The emergence of the commercial egg donation industry poses another threat to young women. Drugs used to suppress and then hyperstimulate the ovaries' egg production can have serious and long-lasting effects. Young women, who may undergo the procedure in order to make money, need to be educated about the risks, explained in the documentary Eggsploitation.

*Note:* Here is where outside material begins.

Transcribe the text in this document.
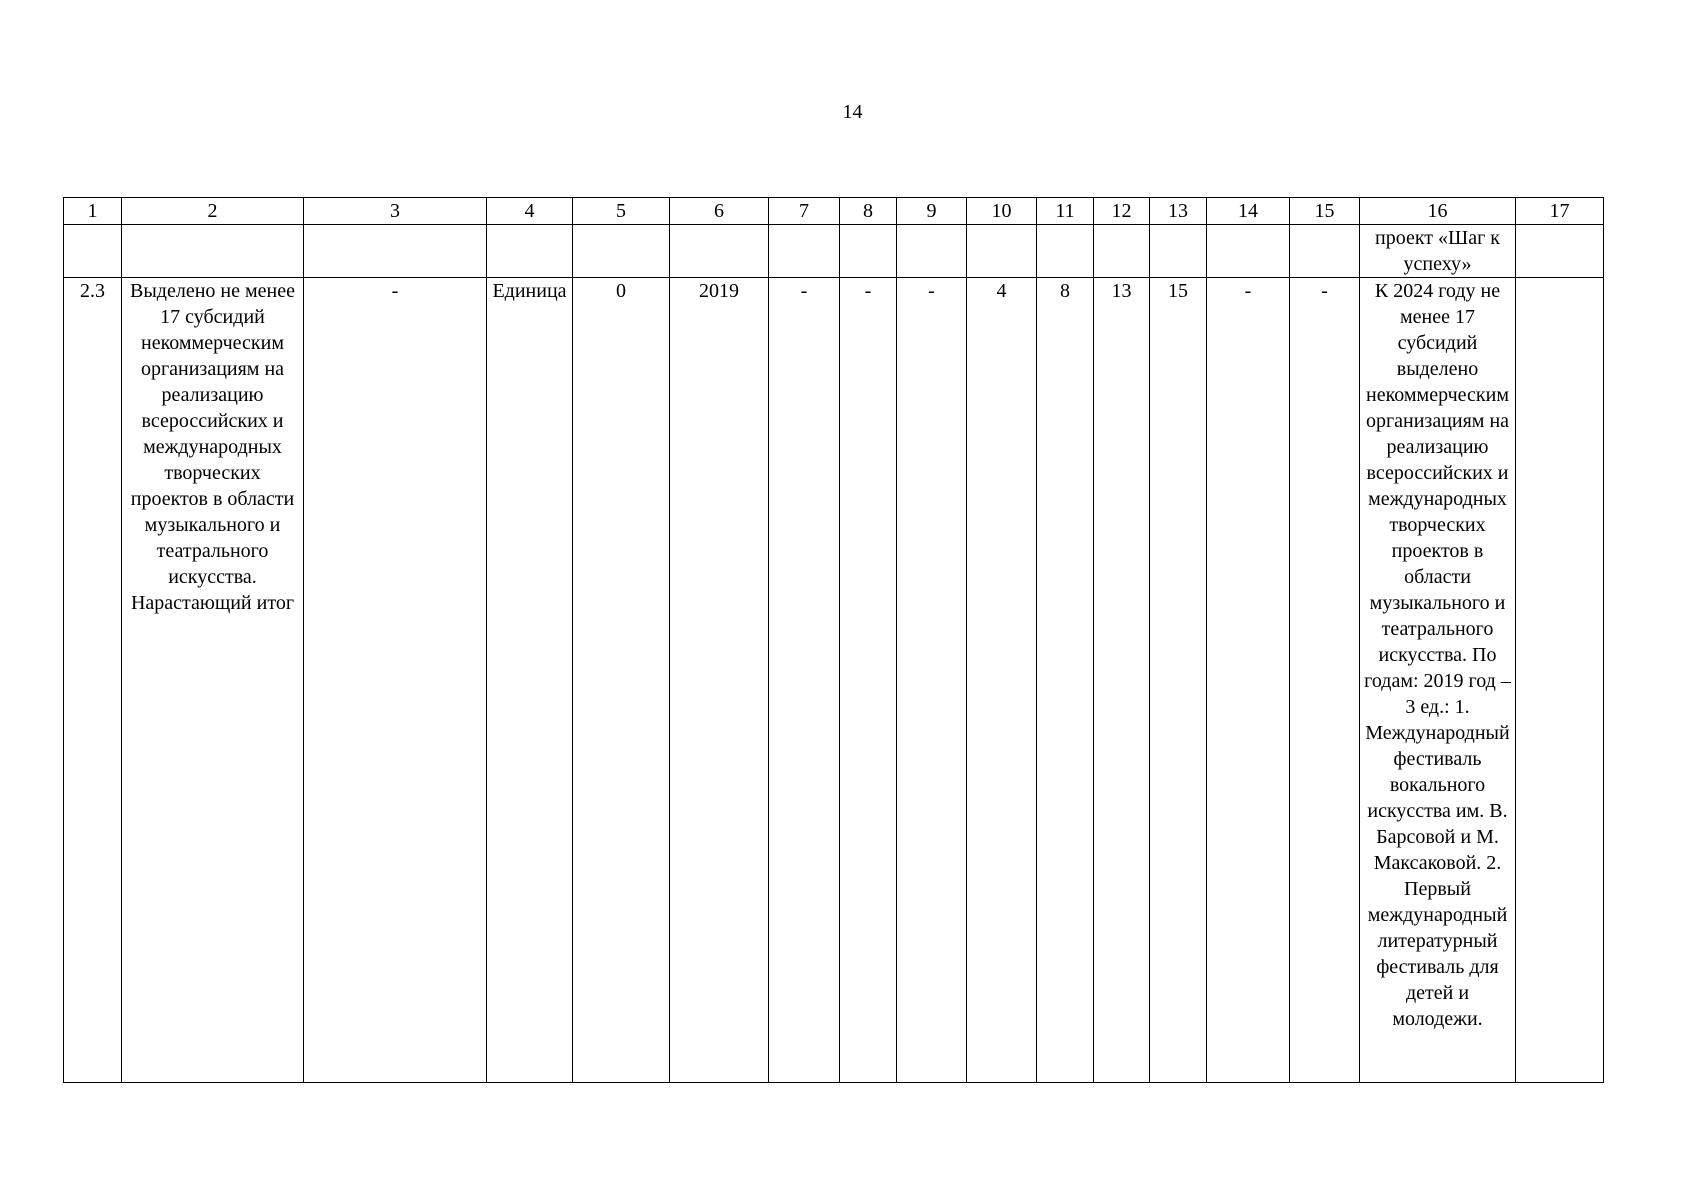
14
1	2	3	4	5	6	7	8	9	10	11	12	13	14	15	16	17

															проект «Шаг к успеху»	

2.3	Выделено не менее 17 субсидий некоммерческим организациям на реализацию всероссийских и международных творческих проектов в области музыкального и театрального искусства. Нарастающий итог	-	Единица	0	2019	-	-	-	4	8	13	15	-	-	К 2024 году не менее 17 субсидий выделено некоммерческим организациям на реализацию всероссийских и международных творческих проектов в области музыкального и театрального искусства. По годам: 2019 год – 3 ед.: 1. Международный фестиваль вокального искусства им. В. Барсовой и М. Максаковой. 2. Первый международный литературный фестиваль для детей и молодежи.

Norsigian views the pharmaceutical industry's influence on practitioners and patients as another major threat to women's health. In order to sell more products, drug companies have engaged in "disease-mongering." The companies regularly use pharmaceutical reps, direct-to-consumer advertising, and other public-relations strategies to convince doctors and patients that one of their drugs will cure a newly recognized health problem. For example, Pfizer latched onto the results of a 1992 survey of approximately 1500 women for its widely publicized assertion that 43% of American women have female sexual dysfunction (FSD), according to journalist Roy Moynihan. Women who reported having just one of seven problems in the survey – such as lack of desire for sex, anxiety about sexual performance, and difficulties with lubrication – for two or more months within a year were categorized (but not clinically diagnosed) as having sexual dysfunction. Pfizer was seeking an expanded market for Viagra at the time. Dr. Sandra Leiblum told Moynihan that Pfizer's tactics "… contributed to an overmedicalisation [sic] of women's sexuality, where changes in sexual desire are the norm." As Norsigian explains, many factors determine women's sexual experiences, including "… understanding one's own anatomy (where the clitoris is, for example), what kind of stimulation works best for a particular woman, what kind of environment is essential to producing a comfort level that allows for the experience of sexual feelings, and so forth."

Norsigian ends her essay by talking about the ubiquitous threat of violence that women experience: "… in many surveys of women across the globe, they identify violence as the biggest threat to their health and wellbeing – not cancer or inadequate maternity care or lack of access to healthcare in general. And this is primarily about violence perpetrated by men against women." Advocacy groups such as  the White Ribbon Campaign are raising public awareness about violence against women and teaching young men and boys to "never commit, condone, or remain silent about violence against women and girls" (www.whiteribbon.ca/about_us). Violence against women will not end without education and cultural transformation. The White Ribbon Campaign, initiated by Canadian men in 1991, has spread to over 60 countries, including the US.

Moynihan R. The making of a disease: female sexual dysfunction. BMJ. January 4, 2003;326(7379). Available at www.ncbi.nlm.nih.gov/pmc/articles/PMC1124933. Accessed January 4, 2012.

Norsigian J. The body business: challenges facing women's health advocates today. Humanist. November-December 2011;71(6):21. Available at GALE Health Reference Center Academic database. Accessed December 5, 2011.